How to train your trade data, part 1: download

(Code here https://gist.github.com/tweed1e/73d2e84246deefed77757f8c5a30a68d.)

At the end of the 19th century, governments made most of their money from import tariffs instead of income taxes. Fast forward 100 years and trade is one of the most popular fields in economics. Why? Customs agencies had to record the values of all goods coming in to their countries in order to levy those tariffs, which means they have lots of trade data for economists to study.

To get some, check out our friends at the NBER (http://www.nber.org/data/ , a great source for all kinds of data) and go through some Terms of Use stuff to get to http://cid.econ.ucdavis.edu/ucdstats.html. There’s a new dataset from 1960–2000, but they’re only available in Stata / SAS formats.

Do the codes

Let’s get some data. There’s 28 years, and 3 zip files per year, which makes 84 files you don’t want to download and unzip by hand. R is a great way to handle the download, the unzip, the data processing, the analysis and the graphics that come out the other end. To see the full file, check the gist here (https://gist.github.com/tweed1e/73d2e84246deefed77757f8c5a30a68d).

First, some download and unzip code:

# create tempfile so we don’t have to make up names for each file
tf <- tempfile(pattern=”wtdb”, fileext=”zip”) # they’re all zipped.
# download file at url `f_name` to tempfile `tf`
download.file(url=f_name, destfile=tf, method=’curl’)
# file is zipped; unzip it. there’s two files inside, take the first one (second one is a readme)
file <- unzip(tf)[[1]]

Since we’ll be downloading a country name/code concordance along with the 84 actual data files, it’s best to wrap this in a function that takes a url and returns the filename of the downloaded and unzipped file. After that, we’ll have to read and process it. Two things to remember:

# it’s a fixed width file; read_table is a decent way to get it all in.
# also make sure value is read as double.
z <- read_table(x,
col_names=c(“imp_code”,
”sitc”,
”exp_code”,
”value”),
col_types=cols(.default=’c’,
value=’d’))
# make sure we add the `year` observation
z <- z %>% mutate(year = 1900 + year)

Next, create the list of year/index pairs to download the full dataset

x <- expand.grid(i=80:97, j=1:3)

Then split the data frame to get a list of argument pairs

y <- split(x, 1:dim(x)[1])

Apply the `load_wtdb` function (see code for more https://gist.github.com/tweed1e/73d2e84246deefed77757f8c5a30a68d) to each pair in the list

z <- lapply(y, FUN=load_wtdb)

Then use the `rbind` (row bind) function to append all the dataframes in the list `z` together

w <- Reduce(rbind,z) # 12 million rows.

Merge on the country names using the country code list (repeat for `exp_name`)
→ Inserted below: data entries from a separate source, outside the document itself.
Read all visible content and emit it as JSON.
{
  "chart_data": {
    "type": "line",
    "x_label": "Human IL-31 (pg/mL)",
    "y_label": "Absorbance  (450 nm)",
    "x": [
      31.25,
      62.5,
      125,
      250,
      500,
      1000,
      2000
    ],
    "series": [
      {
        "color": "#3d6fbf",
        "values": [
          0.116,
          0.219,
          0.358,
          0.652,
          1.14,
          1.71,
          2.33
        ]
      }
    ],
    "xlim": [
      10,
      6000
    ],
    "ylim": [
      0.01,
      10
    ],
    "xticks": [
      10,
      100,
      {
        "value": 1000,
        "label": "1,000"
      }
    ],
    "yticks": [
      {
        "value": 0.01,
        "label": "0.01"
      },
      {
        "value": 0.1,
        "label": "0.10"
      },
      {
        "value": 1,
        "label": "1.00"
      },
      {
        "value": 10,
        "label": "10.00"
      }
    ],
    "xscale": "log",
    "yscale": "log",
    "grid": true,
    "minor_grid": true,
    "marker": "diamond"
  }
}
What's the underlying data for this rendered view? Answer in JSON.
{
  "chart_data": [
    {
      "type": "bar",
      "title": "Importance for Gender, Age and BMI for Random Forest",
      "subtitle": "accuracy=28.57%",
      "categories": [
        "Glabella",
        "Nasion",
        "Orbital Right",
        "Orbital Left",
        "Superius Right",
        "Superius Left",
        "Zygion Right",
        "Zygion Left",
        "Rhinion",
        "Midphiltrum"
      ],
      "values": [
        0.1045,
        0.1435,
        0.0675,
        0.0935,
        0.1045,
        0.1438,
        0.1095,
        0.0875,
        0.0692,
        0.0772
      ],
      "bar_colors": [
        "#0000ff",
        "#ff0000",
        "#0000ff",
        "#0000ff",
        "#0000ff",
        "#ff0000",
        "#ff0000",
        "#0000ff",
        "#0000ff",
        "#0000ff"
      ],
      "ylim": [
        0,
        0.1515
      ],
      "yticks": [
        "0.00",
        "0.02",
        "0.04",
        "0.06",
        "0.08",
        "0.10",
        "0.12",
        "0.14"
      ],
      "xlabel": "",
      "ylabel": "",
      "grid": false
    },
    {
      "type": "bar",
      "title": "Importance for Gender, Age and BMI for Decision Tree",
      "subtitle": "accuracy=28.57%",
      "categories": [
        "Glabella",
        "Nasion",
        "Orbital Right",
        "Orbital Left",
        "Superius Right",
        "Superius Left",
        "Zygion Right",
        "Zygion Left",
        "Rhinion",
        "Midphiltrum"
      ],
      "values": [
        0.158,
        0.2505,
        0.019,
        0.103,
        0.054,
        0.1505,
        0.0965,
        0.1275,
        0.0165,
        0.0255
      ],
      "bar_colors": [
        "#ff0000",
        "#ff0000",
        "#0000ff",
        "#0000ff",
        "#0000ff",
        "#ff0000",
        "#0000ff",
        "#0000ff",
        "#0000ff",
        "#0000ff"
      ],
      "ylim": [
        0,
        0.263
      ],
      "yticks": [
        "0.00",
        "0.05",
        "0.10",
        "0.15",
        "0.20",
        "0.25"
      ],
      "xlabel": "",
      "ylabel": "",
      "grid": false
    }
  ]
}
# make sure we keep track of which name is the importe
rw <- w %>%
left_join(names,by=c(“imp_code” = “code”)) %>%
rename(imp_name = name)

Now we’ve got everything together (SITC is a 4-digit product classification, for more information, see http://unstats.un.org/unsd/cr/registry/regcst.asp?Cl=14).

> w
# A tibble: 12,002,871 x 5
sitc value year imp_name exp_name
<chr> <dbl> <dbl> <chr> <chr>
1 0011 283 1980 SOUTH AFRICA USA
2 0011 40 1980 SOUTH AFRICA UNITED KINGDOM
3 0011 34 1980 SOUTH AFRICA AUSTRIA
4 0012 71 1980 SOUTH AFRICA GERMANY
5 0012 18 1980 SOUTH AFRICA UNITED KINGDOM
6 0015 3158 1980 SOUTH AFRICA USA
7 0015 274 1980 SOUTH AFRICA ARGENTINA
8 0015 1368 1980 SOUTH AFRICA UNITED KINGDOM
9 0015 706 1980 SOUTH AFRICA NEW ZEALAND
10 0019 16 1980 SOUTH AFRICA SENEGAL
# ... with 12,002,861 more rows

Do a graph

Graph total exports by country (I’ll say more about the data processing in part 2). Note the US and Germany are each almost double France, the next economy in line. And remember Germany has about 80 million people relative to the 300 million of the US. And if you scroll down to the bottom, most countries export very little on this scale. (For more, check the gist here https://gist.github.com/tweed1e/73d2e84246deefed77757f8c5a30a68d.)

Note some problems we haven’t dealt with yet — some of the country names are pretty bizarre, like “KIRIBATI (includes” or “BR.IND.OC.TR”. We’ll have to deal with this in the future if we want to join this with other data (e.g., to look at trade relative to some covariates like GDP, geography, and so on).